Tendo por base a situação jurídica complexa entre o Poder Concedente, a concessionária e o usuário, faz-se necessário também, preliminarmente a análise dos abusos do direito praticados pelas concessionárias e a observância da natureza jurídica obrigacional dos contratos celebrados entre estas e os usuários dos serviços.

Em se tratando de contratos de prestação de serviços público essenciais, devido ao seu caráter de indispensabilidade a qualquer indivíduo, nota-se tratar-se de relações jurídicas de massa, as quais manifestam-se por meio de contratos de adesão. No atual estágio da ciência jurídica, o contrato de adesão, como leciona Paulo Lôbo[11], pode ser concebido como o contrato que, ao ser concluído, adere a condições gerais predispostas ou utilizadas por uma das partes, que passam a produzir efeitos independentemente de aceitação da outra parte, aderindo, assim, ao que convencionou-se por chamar de adesão a condições gerais do contrato. Por contrato de adesão, o Código de Defesa do Consumidor, Lein 8.078/90, estabelece no artigo 54 como sendo aquele cujas cláusulas tenham sido aprovadas pela autoridade competente ou estabelecidas unilateralmente pelo fornecedor de produtos ou serviços, sem que o consumidor possa discutir ou modificar substancialmente seu conteúdo.

5.1 A igualdade de prerrogativas do consumidor e do usuário de serviços públicos.

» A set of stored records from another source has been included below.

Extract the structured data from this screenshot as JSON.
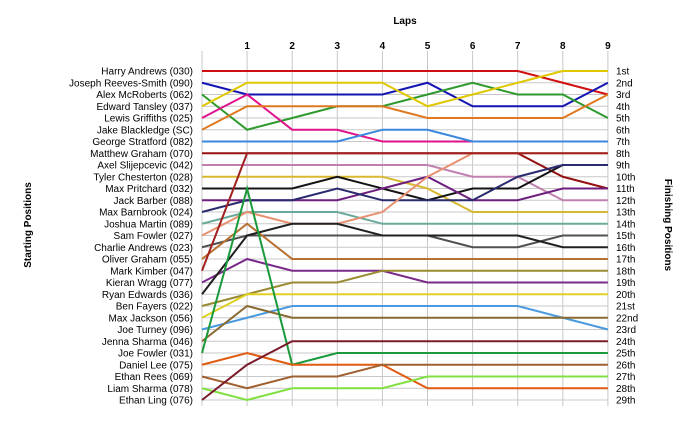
{
  "chart_data": {
    "type": "line",
    "title": "",
    "xlabel": "Laps",
    "ylabel_left": "Starting Positions",
    "ylabel_right": "Finishing Positions",
    "x": [
      0,
      1,
      2,
      3,
      4,
      5,
      6,
      7,
      8,
      9
    ],
    "x_tick_labels": [
      "1",
      "2",
      "3",
      "4",
      "5",
      "6",
      "7",
      "8",
      "9"
    ],
    "grid": true,
    "start_labels": [
      "Harry Andrews (030)",
      "Joseph Reeves-Smith (090)",
      "Alex McRoberts (062)",
      "Edward Tansley (037)",
      "Lewis Griffiths (025)",
      "Jake Blackledge (SC)",
      "George Stratford (082)",
      "Matthew Graham (070)",
      "Axel Slijepcevic (042)",
      "Tyler Chesterton (028)",
      "Max Pritchard (032)",
      "Jack Barber (088)",
      "Max Barnbrook (024)",
      "Joshua Martin (089)",
      "Sam Fowler (027)",
      "Charlie Andrews (023)",
      "Oliver Graham (055)",
      "Mark Kimber (047)",
      "Kieran Wragg (077)",
      "Ryan Edwards (036)",
      "Ben Fayers (022)",
      "Max Jackson (056)",
      "Joe Turney (096)",
      "Jenna Sharma (046)",
      "Joe Fowler (031)",
      "Daniel Lee (075)",
      "Ethan Rees (069)",
      "Liam Sharma (078)",
      "Ethan Ling (076)"
    ],
    "finish_labels": [
      "1st",
      "2nd",
      "3rd",
      "4th",
      "5th",
      "6th",
      "7th",
      "8th",
      "9th",
      "10th",
      "11th",
      "12th",
      "13th",
      "14th",
      "15th",
      "16th",
      "17th",
      "18th",
      "19th",
      "20th",
      "21st",
      "22nd",
      "23rd",
      "24th",
      "25th",
      "26th",
      "27th",
      "28th",
      "29th"
    ],
    "series": [
      {
        "color": "#d01010",
        "positions": [
          1,
          1,
          1,
          1,
          1,
          1,
          1,
          1,
          2,
          3
        ]
      },
      {
        "color": "#1414b4",
        "positions": [
          2,
          3,
          3,
          3,
          3,
          2,
          4,
          4,
          4,
          2
        ]
      },
      {
        "color": "#2e9a2e",
        "positions": [
          3,
          6,
          5,
          4,
          4,
          3,
          2,
          3,
          3,
          5
        ]
      },
      {
        "color": "#e0c800",
        "positions": [
          4,
          2,
          2,
          2,
          2,
          4,
          3,
          2,
          1,
          1
        ]
      },
      {
        "color": "#e0128c",
        "positions": [
          5,
          3,
          6,
          6,
          7,
          7,
          7,
          7,
          7,
          7
        ]
      },
      {
        "color": "#e07820",
        "positions": [
          6,
          4,
          4,
          4,
          4,
          5,
          5,
          5,
          5,
          3
        ]
      },
      {
        "color": "#3a88dd",
        "positions": [
          7,
          7,
          7,
          7,
          6,
          6,
          7,
          7,
          7,
          7
        ]
      },
      {
        "color": "#961010",
        "positions": [
          8,
          8,
          8,
          8,
          8,
          8,
          8,
          8,
          10,
          11
        ]
      },
      {
        "color": "#c080b0",
        "positions": [
          9,
          9,
          9,
          9,
          9,
          9,
          10,
          10,
          12,
          12
        ]
      },
      {
        "color": "#d8b830",
        "positions": [
          10,
          10,
          10,
          10,
          10,
          11,
          13,
          13,
          13,
          13
        ]
      },
      {
        "color": "#141414",
        "positions": [
          11,
          11,
          11,
          10,
          11,
          12,
          11,
          11,
          9,
          9
        ]
      },
      {
        "color": "#6e1e7e",
        "positions": [
          12,
          12,
          12,
          12,
          11,
          10,
          12,
          12,
          11,
          11
        ]
      },
      {
        "color": "#2a2a6e",
        "positions": [
          13,
          12,
          12,
          11,
          12,
          12,
          12,
          10,
          9,
          9
        ]
      },
      {
        "color": "#6aaa9a",
        "positions": [
          14,
          13,
          13,
          13,
          14,
          14,
          14,
          14,
          14,
          14
        ]
      },
      {
        "color": "#e89070",
        "positions": [
          15,
          13,
          14,
          14,
          13,
          10,
          8,
          8,
          8,
          8
        ]
      },
      {
        "color": "#505050",
        "positions": [
          16,
          15,
          15,
          15,
          15,
          15,
          16,
          16,
          15,
          15
        ]
      },
      {
        "color": "#b87030",
        "positions": [
          17,
          14,
          17,
          17,
          17,
          17,
          17,
          17,
          17,
          17
        ]
      },
      {
        "color": "#a02020",
        "positions": [
          18,
          8,
          8,
          8,
          8,
          8,
          8,
          8,
          8,
          8
        ]
      },
      {
        "color": "#7a2a8a",
        "positions": [
          19,
          17,
          18,
          18,
          18,
          19,
          19,
          19,
          19,
          19
        ]
      },
      {
        "color": "#202020",
        "positions": [
          20,
          15,
          14,
          14,
          15,
          15,
          15,
          15,
          16,
          16
        ]
      },
      {
        "color": "#9a8a30",
        "positions": [
          21,
          20,
          19,
          19,
          18,
          18,
          18,
          18,
          18,
          18
        ]
      },
      {
        "color": "#e0d020",
        "positions": [
          22,
          20,
          20,
          20,
          20,
          20,
          20,
          20,
          20,
          20
        ]
      },
      {
        "color": "#4a9ae0",
        "positions": [
          23,
          22,
          21,
          21,
          21,
          21,
          21,
          21,
          22,
          23
        ]
      },
      {
        "color": "#8a6a30",
        "positions": [
          24,
          21,
          22,
          22,
          22,
          22,
          22,
          22,
          22,
          22
        ]
      },
      {
        "color": "#1a9a3a",
        "positions": [
          25,
          11,
          26,
          25,
          25,
          25,
          25,
          25,
          25,
          25
        ]
      },
      {
        "color": "#e05a10",
        "positions": [
          26,
          25,
          26,
          26,
          26,
          28,
          28,
          28,
          28,
          28
        ]
      },
      {
        "color": "#a06030",
        "positions": [
          27,
          28,
          27,
          27,
          26,
          26,
          26,
          26,
          26,
          26
        ]
      },
      {
        "color": "#80e040",
        "positions": [
          28,
          29,
          28,
          28,
          28,
          27,
          27,
          27,
          27,
          27
        ]
      },
      {
        "color": "#7a1a2a",
        "positions": [
          29,
          26,
          24,
          24,
          24,
          24,
          24,
          24,
          24,
          24
        ]
      }
    ]
  }
}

Nos contratos de adesão, a exemplo dos celebrados entre as concessionárias prestadoras de serviços públicos essenciais e os usuários, com a adesão destes às condições gerais, verifica-se na doutrina como não sendo uma exteriorização consciente da vontade, mas submissão às condições predefinidas. Desta feita, no intuito de proteger o aderente ante a despersonalização inerente a esta modalidade contratual, o código civil de 2002 qualifica-o como vulnerável, dando a ele uma condição mais favorável no que diz respeito à interpretação das cláusulas contratuais, como pode ser observado na leitura dos artigos 423 e 424 do referido código. Evitando, assim, possíveis onerosidades excessivas impostas ao aderente.

O direito de proteção ao usuário é uma prerrogativa que lhe é assegurada constituicionalmente. Entretanto, nos deparamos aqui com um ponto polêmico ocasionador de divergências na doutrina a respeito da matéria. A Constituição Federal de 1988, ao tratar sobre a ordem econômica e financeira, dispõe no artigo 175, caput, ser dever do poder público a prestação de serviços públicos de forma direta ou sob regime de concessão ou permissão. E, no parágrafo único, inciso II, do referido artigo, estabelece que o poder público deverá assegurar os direitos dos usuários mediante lei específica.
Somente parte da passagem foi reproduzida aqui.